29 Okt 2015

Pindah

Pindah.

Mungkin hal itu tidak lagi asing bagiku. Sejak dulu aku sudah sering merasakannya, mulai dari pindah rumah, sampai dengan pindah sekolah. Hanya saja, walaupun sudah berulang kali terjadi, pindah bukanlah sesuatu yang membuatku senang. Pindah artinya aku dipaksa untuk meninggalkan orang-orang tersayang, ataupun tempat-tempat yang penuh kenangan.

Aku harus membiasakan diri dengan rumah baru, ruangan baru, langit-langit kamar yang baru, dan banyak hal yang rasanya sangat asing bagiku. Aku harus menghabiskan waktu lagi untuk melatih mata supaya mau terpejam di kamar yang tidak kukenal.

Sekolah baru. Aku harus menerima tatapan aneh dari teman-teman baru. Mereka yang akan selalu memandangku seolah aku adalah makhluk asing yang baru jatuh ke bumi.
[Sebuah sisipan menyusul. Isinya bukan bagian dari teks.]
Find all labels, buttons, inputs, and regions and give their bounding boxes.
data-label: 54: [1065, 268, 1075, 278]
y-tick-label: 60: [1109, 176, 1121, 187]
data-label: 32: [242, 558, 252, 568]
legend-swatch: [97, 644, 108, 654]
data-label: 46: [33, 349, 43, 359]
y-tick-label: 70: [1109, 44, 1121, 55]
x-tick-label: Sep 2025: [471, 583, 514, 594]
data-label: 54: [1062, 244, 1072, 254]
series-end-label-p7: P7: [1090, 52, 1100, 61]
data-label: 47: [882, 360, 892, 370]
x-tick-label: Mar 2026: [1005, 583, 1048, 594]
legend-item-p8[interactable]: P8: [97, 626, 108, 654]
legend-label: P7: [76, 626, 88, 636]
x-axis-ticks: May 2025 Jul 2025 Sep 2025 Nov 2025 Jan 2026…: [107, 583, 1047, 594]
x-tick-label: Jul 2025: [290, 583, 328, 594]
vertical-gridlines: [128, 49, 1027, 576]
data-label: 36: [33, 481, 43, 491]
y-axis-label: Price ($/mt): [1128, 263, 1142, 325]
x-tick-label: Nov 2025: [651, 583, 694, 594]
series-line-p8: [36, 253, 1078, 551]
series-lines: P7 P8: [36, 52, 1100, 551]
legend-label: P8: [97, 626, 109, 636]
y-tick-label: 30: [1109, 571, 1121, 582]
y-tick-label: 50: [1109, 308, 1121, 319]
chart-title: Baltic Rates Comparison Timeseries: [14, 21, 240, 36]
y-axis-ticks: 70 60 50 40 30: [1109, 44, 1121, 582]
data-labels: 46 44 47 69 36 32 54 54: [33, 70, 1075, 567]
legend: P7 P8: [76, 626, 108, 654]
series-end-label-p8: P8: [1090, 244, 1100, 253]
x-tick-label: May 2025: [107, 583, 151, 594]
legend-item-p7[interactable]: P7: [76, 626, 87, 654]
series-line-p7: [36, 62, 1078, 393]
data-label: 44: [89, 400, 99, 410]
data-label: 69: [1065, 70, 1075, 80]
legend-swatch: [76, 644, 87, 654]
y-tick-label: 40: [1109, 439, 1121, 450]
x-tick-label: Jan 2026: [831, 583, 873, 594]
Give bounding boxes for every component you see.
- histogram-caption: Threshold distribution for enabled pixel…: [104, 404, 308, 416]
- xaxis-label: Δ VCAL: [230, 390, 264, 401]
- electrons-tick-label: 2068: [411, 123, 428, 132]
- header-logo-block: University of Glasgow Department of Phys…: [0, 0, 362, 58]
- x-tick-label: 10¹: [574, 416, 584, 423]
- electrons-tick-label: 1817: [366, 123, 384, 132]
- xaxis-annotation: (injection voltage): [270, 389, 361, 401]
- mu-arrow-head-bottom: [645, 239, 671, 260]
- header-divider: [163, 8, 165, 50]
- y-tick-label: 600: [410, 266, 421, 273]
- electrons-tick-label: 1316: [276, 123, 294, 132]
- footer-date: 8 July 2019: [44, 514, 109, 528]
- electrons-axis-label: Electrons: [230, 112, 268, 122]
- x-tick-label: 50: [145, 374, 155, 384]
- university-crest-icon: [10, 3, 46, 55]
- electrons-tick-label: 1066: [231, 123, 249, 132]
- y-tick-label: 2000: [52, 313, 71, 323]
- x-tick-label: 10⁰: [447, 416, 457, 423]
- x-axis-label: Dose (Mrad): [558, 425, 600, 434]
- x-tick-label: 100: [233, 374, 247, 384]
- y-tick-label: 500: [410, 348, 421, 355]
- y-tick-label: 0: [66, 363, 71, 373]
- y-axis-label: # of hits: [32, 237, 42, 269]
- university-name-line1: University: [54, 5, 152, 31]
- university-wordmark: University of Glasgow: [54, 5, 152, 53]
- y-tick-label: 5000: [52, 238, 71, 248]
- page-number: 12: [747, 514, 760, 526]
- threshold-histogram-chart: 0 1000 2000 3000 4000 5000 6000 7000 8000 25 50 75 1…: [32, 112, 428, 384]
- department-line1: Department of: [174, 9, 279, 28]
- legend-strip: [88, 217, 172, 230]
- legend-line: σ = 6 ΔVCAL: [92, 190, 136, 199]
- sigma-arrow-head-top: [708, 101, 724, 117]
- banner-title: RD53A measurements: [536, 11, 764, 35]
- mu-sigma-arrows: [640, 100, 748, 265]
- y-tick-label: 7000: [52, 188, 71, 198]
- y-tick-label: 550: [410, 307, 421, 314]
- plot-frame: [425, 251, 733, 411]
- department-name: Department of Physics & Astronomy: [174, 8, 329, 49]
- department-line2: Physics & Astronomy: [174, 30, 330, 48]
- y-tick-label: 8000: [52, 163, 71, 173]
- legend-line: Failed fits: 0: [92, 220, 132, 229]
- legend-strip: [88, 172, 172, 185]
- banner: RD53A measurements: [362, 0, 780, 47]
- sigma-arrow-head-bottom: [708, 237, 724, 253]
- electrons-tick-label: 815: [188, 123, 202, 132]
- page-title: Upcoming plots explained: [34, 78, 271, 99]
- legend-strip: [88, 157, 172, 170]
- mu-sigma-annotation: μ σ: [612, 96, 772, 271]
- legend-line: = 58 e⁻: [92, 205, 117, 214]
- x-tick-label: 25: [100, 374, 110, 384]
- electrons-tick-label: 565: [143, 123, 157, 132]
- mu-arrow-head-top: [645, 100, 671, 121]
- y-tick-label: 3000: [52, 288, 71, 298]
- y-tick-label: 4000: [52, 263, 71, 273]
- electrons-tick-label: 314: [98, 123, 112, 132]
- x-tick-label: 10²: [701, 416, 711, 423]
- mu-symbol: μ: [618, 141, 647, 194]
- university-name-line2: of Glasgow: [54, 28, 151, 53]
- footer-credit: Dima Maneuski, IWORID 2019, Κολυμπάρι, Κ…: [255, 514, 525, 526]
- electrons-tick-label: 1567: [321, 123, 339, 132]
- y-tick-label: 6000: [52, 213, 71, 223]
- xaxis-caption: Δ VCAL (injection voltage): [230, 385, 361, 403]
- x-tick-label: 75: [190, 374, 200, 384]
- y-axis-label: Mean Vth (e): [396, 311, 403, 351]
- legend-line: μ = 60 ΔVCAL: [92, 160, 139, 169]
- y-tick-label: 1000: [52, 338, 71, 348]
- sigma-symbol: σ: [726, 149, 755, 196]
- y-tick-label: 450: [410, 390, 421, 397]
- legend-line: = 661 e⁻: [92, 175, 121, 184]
Mereka yang akan selalu meremehkanku, sebelum aku bisa menunjukkan kemampuanku dan kemudian membalas tatapan mereka (dengan dagu sedikit terangkat) sambil berkata dalam hati, “Aku tidak sebodoh itu untuk bisa kalian bully seenaknya,”. Hal yang harus kulakukan setiap kali mendapat predikat “anak baru” dan terhindar dari gangguan mereka yang merasa berkuasa adalah dengan menjadi bintang kelas. Ini pekerjaan yang sangat melelahkan, pekerjaan yang tidak perlu kulakukan seandainya aku masih baerada di sekolah yang lama, karena aku tidak perlu membuktikan apapun kepada siapapun.

Kata orang, kita akan selalu didekatkan dengan hal-hal yang kita benci. Aku rasa itu ada benarnya. Buktinya, sampai saat ini Tuhan masih dengan sedemikian rupa mengatur skenario hidupku agar merasakan kepindahan yang tidak pernah berhenti. Aku masih seperti manusia purba dengan sistem hidup nomaden, berpindah dari satu tempat ke tempat lainnya, tinggal di satu kota lalu hijrah ke kota lainnya.

Namun tampaknya, seiring berjalannya waktu, aku semakin terbiasa dan semakin bisa menerima. Kenapa? Karena pada akhirnya aku menyadari bahwa selama ini aku pindah pada segala sesuatu yang lebih baik. Walau pada awalnya aku tetap harus merasa bahwa semuanya janggal dan tidak menyenangkan.

Lalu kali ini, apa lagi? Apa sudah tiba waktunya untukku pindah hati?

Aku memang tidak pintar dalam mengambil keputusan. Hanya saja, aku melakukan segalanya berdasarkan keyakinan, dan kini yakin bahwa aku akan pindah ke hati yang lebih baik. Semoga rumusan pindah seperti itu belum…dan tidak akan pernah berubah.